Early childhood television viewing predicts explosive leg strength and waist circumference by middle childhood
1 Centre de Recherche de l’Hôpital Sainte-Justine, Université de Montréal, Montréal, Canada
2 École de psychoéducation, Université de Montréal, Montréal, Canada
3 Département de médecine sociale et préventive, Université de Montréal, Montréal, Canada
4 Université de Montréal, C.P. 6128, succursale Centre-ville, Montréal, Québec, H3C 3J7, Canada
International Journal of Behavioral Nutrition and Physical Activity 2012, 9:87 doi:10.1186/1479-5868-9-87Published: 16 July 2012
The relationship between early childhood television viewing and physical fitness in school age children has not been extensively studied using objective outcome measures.

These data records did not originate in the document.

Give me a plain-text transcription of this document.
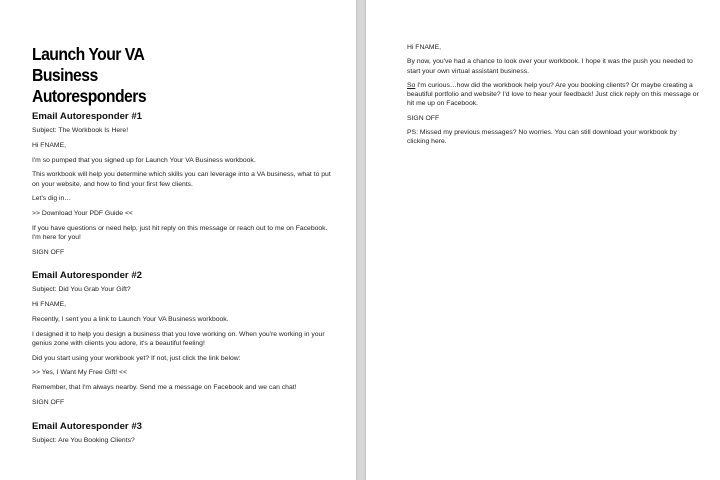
Launch Your VA Business Autoresponders
Email Autoresponder #1

Subject: The Workbook Is Here!

Hi FNAME,

I'm so pumped that you signed up for Launch Your VA Business workbook.

This workbook will help you determine which skills you can leverage into a VA business, what to put on your website, and how to find your first few clients.

Let's dig in…

>> Download Your PDF Guide <<

If you have questions or need help, just hit reply on this message or reach out to me on Facebook. I'm here for you!

SIGN OFF

Email Autoresponder #2

Subject: Did You Grab Your Gift?

Hi FNAME,

Recently, I sent you a link to Launch Your VA Business workbook.

I designed it to help you design a business that you love working on. When you're working in your genius zone with clients you adore, it's a beautiful feeling!

Did you start using your workbook yet? If not, just click the link below:

>> Yes, I Want My Free Gift! <<

Remember, that I'm always nearby. Send me a message on Facebook and we can chat!

SIGN OFF

Email Autoresponder #3

Subject: Are You Booking Clients?

Hi FNAME,

By now, you've had a chance to look over your workbook. I hope it was the push you needed to start your own virtual assistant business.

So I'm curious…how did the workbook help you? Are you booking clients? Or maybe creating a beautiful portfolio and website? I'd love to hear your feedback! Just click reply on this message or hit me up on Facebook.

SIGN OFF

PS: Missed my previous messages? No worries. You can still download your workbook by clicking here.
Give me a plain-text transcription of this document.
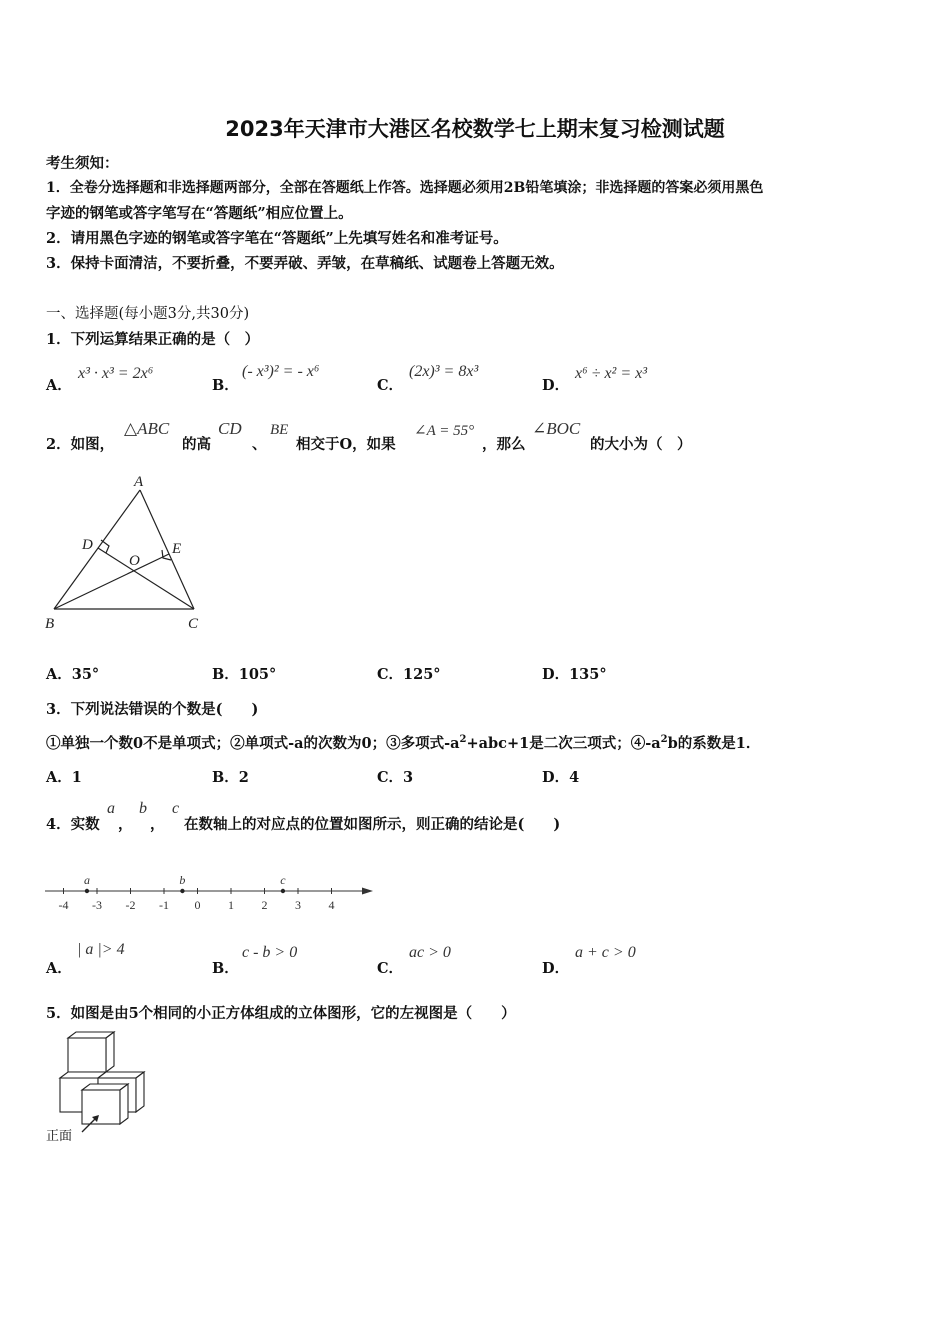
2023年天津市大港区名校数学七上期末复习检测试题
考生须知：
1．全卷分选择题和非选择题两部分，全部在答题纸上作答。选择题必须用2B铅笔填涂；非选择题的答案必须用黑色
字迹的钢笔或答字笔写在“答题纸”相应位置上。
2．请用黑色字迹的钢笔或答字笔在“答题纸”上先填写姓名和准考证号。
3．保持卡面清洁，不要折叠，不要弄破、弄皱，在草稿纸、试题卷上答题无效。
一、选择题(每小题3分,共30分)
1．下列运算结果正确的是（　）
A．
x³ · x³ = 2x⁶
B．
(- x³)² = - x⁶
C．
(2x)³ = 8x³
D．
x⁶ ÷ x² = x³
2．如图，
△ABC
的高
CD
、
BE
相交于O，如果
∠A = 55°
，那么
∠BOC
的大小为（　）
A
B	C
D	E
O
A．35°	B．105°	C．125°	D．135°
3．下列说法错误的个数是(　　)
①单独一个数0不是单项式；②单项式-a的次数为0；③多项式$-a^2+abc+1$是二次三项式；$④-a^2b$的系数是1．
A．1	B．2	C．3	D．4
4．实数
a
，
b
，
c
在数轴上的对应点的位置如图所示，则正确的结论是(　　)
-4 -3 -2 -1 0 1 2 3 4
a	b	c
A．
| a |> 4
B．
c - b > 0
C．
ac > 0
D．
a + c > 0
5．如图是由5个相同的小正方体组成的立体图形，它的左视图是（　　）
正面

Using a sample of 1314 children from the Québec Longitudinal Study of Child Development, we examine the association between parental reports of weekly hours of television viewing, assessed at 29 and 53 months of age, and direct measures of second grade muscular fitness using performances on the standing long jump test (SLJ) and fourth grade waist circumference.
Controlling for many potentially confounding child and family variables, each hour per week of television watched at 29 months corresponded to a .361 cm decrease in SLJ, 95% CI between -.576 and -.145. A one hour increase in average weekly television exposure from 29 to 53 months was associated with a further .285 cm reduction in SLJ test performance, 95% CI between -.436 and -.134 cm and corresponded to a .047 cm increase in waistline circumference, 95% CI between .001 and .094 cm.
Watching television excessively in early childhood, may eventually compromise muscular fitness and waist circumference in children as they approach pubertal age.